Make sure the deponent understands that he is not there to bicker with the questioning attorney or match wits.  Sarcasm should also be avoided.  When translated to text, sarcasm does not read like sarcasm.  Sarcasm is best conveyed using tone of voice and visual cues.  If the statement is read back to the judge or jury with different inflections, the words can have an entirely different effect.  A deponent should take the most professional approach to the deposition as possible.  Encourage the client to remain civil, no matter how contentious the issues may be or how aggressive opposing counsel approaches the deposition.  If tension begins to rise, make sure that your client understands that he or she is permitted to take a break to calm down.    
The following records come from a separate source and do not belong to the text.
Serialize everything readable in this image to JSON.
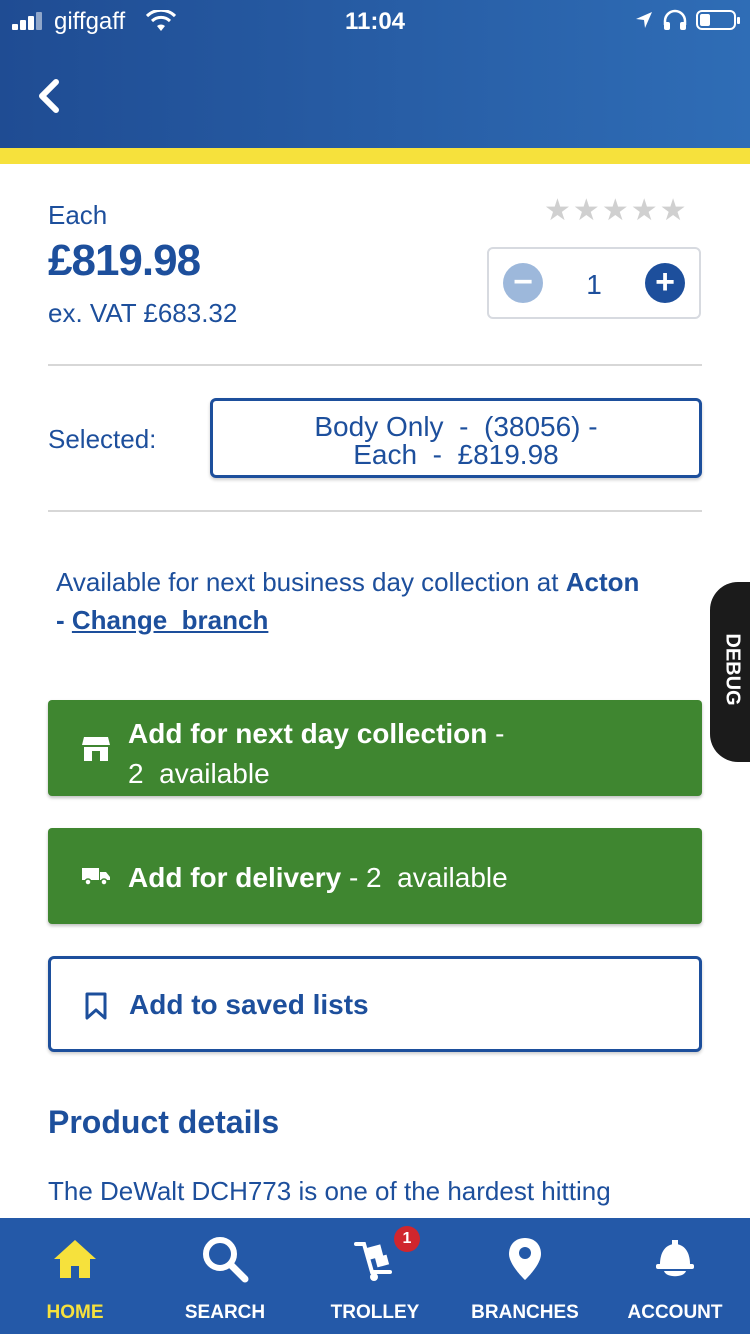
{
  "status_bar": {
    "carrier": "giffgaff",
    "time": "11:04"
  },
  "product": {
    "unit_label": "Each",
    "price": "£819.98",
    "ex_vat": "ex. VAT £683.32",
    "rating_stars": 5,
    "rating_filled": 0,
    "quantity": "1"
  },
  "selection": {
    "label": "Selected:",
    "line1": "Body Only  -  (38056) -",
    "line2": "Each  -  £819.98"
  },
  "availability": {
    "prefix": "Available for next business day collection at ",
    "branch": "Acton",
    "separator": "- ",
    "change_link": "Change  branch"
  },
  "debug_tab": "DEBUG",
  "buttons": {
    "collection_title": "Add for next day collection",
    "collection_suffix": " -",
    "collection_available": "2  available",
    "delivery_title": "Add for delivery",
    "delivery_available": " - 2  available",
    "saved_lists": "Add to saved lists"
  },
  "details": {
    "title": "Product details",
    "description": "The DeWalt DCH773 is one of the hardest hitting"
  },
  "tabbar": {
    "items": [
      {
        "label": "HOME",
        "icon": "home-icon",
        "active": true
      },
      {
        "label": "SEARCH",
        "icon": "search-icon",
        "active": false
      },
      {
        "label": "TROLLEY",
        "icon": "trolley-icon",
        "active": false
      },
      {
        "label": "BRANCHES",
        "icon": "location-pin-icon",
        "active": false
      },
      {
        "label": "ACCOUNT",
        "icon": "hard-hat-icon",
        "active": false
      }
    ],
    "trolley_badge": "1"
  },
  "colors": {
    "brand_blue": "#1d4f9c",
    "header_blue": "#2459a8",
    "accent_yellow": "#f6e13c",
    "button_green": "#3f8630",
    "badge_red": "#d0262d"
  }
}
No two clients are alike, and it may be more or less difficult for some to understand both the purpose of depositions and how to handle them.  Encouraging clients to practice civility in the conference room holding the deposition, just as would be expected in the courtroom, would combat some of the negative perceptions about the legal process and profession.  While the deposition preparation process includes informing the client fully about all aspects of the deposition, in the end it is crucial that your client understands and is ready to follow the four steps to answering deposition questions. If the client listens to the questions, understands the questions, and thinks before providing a clear, succinct answer, the client should be able to handle the deposition smoothly.  It is unlikely that the media will ever cease to exploit celebrity deposition outtakes, but there is still room for promoting civility in the deposition process.